Blue Straggler im Bulge der Milchstraße
von Stefan Deiters astronews.com
30. Mai 2011
Mithilfe des Weltraumteleskops Hubble haben
Astronomen eine Reihe von eigentümlichen Sternen im zentralen Bulge unserer
Galaxie aufgespürt. Diese Blue Straggler erscheinen deutlich jünger als
sie eigentlich sein können und wurden bereits in zahlreichen Sternhaufen
nachgewiesen. Nur im Zentrum der Milchstraße blieben sie unentdeckt - bis
Hubble hier nach extrasolaren Planeten suchte.
In einem kleinen Bereich in der Nähe des
Zentrums der Milchstraße konnten Astronomen mit
Hilfe von Hubble zahlreiche Blue Straggler
nachweisen. Rechts die untersuchte Region der
SWEEPS-Durchmusterung.
Bild: NASA, ESA, W. Clarkson (Indiana
University und UCLA) und K. Sahu (STScI) [Großansicht] |
Den Namen Blue Straggler - also etwa "blaue Nachzügler" -
hat der jetzt von Hubble im zentralen Bulge der Milchstraße
nachgewiesene Sternentyp bekommen, weil Sterne dieses Typs auf den ersten Blick
jünger erscheinen, als sie nach den Theorien der Sternentwicklung eigentlich
sein können.

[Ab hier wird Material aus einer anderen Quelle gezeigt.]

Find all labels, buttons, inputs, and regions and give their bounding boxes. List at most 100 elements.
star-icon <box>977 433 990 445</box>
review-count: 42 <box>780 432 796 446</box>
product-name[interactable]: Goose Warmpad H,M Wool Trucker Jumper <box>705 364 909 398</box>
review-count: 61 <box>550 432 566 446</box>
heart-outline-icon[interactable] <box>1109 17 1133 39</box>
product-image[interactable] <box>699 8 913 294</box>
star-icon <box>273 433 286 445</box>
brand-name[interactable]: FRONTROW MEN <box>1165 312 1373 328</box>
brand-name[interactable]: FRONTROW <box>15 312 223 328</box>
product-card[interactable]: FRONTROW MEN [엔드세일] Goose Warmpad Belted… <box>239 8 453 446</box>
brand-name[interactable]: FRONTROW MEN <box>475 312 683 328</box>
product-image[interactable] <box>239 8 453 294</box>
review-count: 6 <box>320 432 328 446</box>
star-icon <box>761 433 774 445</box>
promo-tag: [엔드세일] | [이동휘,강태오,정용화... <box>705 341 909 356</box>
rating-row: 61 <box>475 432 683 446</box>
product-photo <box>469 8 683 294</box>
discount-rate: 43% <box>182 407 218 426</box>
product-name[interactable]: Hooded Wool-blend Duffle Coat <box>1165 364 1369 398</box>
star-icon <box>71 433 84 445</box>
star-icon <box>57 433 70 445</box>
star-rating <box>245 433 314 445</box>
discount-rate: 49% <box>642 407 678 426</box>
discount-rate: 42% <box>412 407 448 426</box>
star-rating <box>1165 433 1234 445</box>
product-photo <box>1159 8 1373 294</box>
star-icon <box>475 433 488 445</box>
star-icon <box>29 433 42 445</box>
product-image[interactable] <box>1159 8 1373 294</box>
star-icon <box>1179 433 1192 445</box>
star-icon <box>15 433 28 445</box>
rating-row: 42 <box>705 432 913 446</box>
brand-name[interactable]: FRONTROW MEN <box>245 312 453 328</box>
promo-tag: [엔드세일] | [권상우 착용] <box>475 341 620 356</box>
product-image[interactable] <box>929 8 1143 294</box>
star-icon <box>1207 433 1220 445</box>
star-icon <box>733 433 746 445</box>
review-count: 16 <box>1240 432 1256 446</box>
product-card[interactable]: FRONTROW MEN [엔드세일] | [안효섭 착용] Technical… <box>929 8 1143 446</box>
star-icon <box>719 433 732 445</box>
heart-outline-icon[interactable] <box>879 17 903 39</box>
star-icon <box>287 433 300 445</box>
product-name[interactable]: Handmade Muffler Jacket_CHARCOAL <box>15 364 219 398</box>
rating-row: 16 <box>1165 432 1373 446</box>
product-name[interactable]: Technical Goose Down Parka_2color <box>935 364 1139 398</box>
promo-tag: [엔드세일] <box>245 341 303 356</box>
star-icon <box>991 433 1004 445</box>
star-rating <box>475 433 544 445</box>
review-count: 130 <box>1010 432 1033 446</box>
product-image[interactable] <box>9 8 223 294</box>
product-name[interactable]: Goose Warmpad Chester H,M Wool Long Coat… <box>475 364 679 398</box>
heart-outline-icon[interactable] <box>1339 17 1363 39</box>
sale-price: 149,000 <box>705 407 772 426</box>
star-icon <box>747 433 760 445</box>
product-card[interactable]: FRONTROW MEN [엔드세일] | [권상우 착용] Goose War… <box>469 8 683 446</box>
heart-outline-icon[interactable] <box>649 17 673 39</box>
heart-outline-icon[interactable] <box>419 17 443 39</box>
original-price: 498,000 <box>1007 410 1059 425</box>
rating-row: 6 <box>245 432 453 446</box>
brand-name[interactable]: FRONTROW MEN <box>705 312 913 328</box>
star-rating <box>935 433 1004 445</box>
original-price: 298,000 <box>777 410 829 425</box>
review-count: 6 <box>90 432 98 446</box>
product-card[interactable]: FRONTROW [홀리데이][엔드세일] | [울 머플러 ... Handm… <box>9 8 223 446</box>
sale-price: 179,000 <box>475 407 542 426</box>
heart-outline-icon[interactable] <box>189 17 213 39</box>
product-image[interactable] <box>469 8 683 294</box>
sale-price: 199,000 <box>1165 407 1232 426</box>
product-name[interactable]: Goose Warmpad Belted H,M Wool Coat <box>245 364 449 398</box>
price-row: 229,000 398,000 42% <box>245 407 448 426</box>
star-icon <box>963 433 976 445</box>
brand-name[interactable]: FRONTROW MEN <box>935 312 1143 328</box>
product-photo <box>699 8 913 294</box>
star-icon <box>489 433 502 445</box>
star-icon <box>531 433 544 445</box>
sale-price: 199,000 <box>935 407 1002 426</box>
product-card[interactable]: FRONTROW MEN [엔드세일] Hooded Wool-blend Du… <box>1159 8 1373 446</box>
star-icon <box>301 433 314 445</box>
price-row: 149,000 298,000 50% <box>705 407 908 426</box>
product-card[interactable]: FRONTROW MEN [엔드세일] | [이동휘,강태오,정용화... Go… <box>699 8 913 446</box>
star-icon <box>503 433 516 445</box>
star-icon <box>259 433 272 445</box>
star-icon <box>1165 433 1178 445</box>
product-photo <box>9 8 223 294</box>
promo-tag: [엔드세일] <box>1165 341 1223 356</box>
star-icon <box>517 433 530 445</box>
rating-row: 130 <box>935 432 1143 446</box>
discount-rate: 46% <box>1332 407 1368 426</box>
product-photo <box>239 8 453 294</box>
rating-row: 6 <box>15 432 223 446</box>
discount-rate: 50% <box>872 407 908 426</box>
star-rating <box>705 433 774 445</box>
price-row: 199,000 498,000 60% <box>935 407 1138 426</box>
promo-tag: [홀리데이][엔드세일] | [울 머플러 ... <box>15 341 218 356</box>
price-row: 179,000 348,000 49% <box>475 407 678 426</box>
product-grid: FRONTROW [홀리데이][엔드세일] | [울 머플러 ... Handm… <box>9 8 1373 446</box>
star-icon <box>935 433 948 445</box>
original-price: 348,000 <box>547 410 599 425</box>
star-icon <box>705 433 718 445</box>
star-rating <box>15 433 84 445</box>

Astronomen haben diese ungewöhnlichen Sterne bereits in zahlreichen
Sternhaufen entdeckt, jedoch bislang nicht im Zentralbereich unserer
Milchstraße.
Die Forscher vermuten, dass sich Blue Straggler in
Doppelsternsystemen bilden: Wenn sich der massereichere Partner ausdehnt, zieht
der weniger massereiche Stern Material von diesem ab. Dadurch wird der
masseärmere Stern praktisch verjüngt: Die Rate, mit der Wasserstoff im Inneren
des Sterns fusioniert, nimmt zu, der Stern wird heißer und leuchtet bläulicher.
Er sieht also wie ein massereicher junger Stern aus. Für die These spricht, dass
Blue Straggler vermehrt im dichten Inneren von Sternhaufen beobachtet wurden, wo
es also besonders viele Doppelsternsysteme geben muss.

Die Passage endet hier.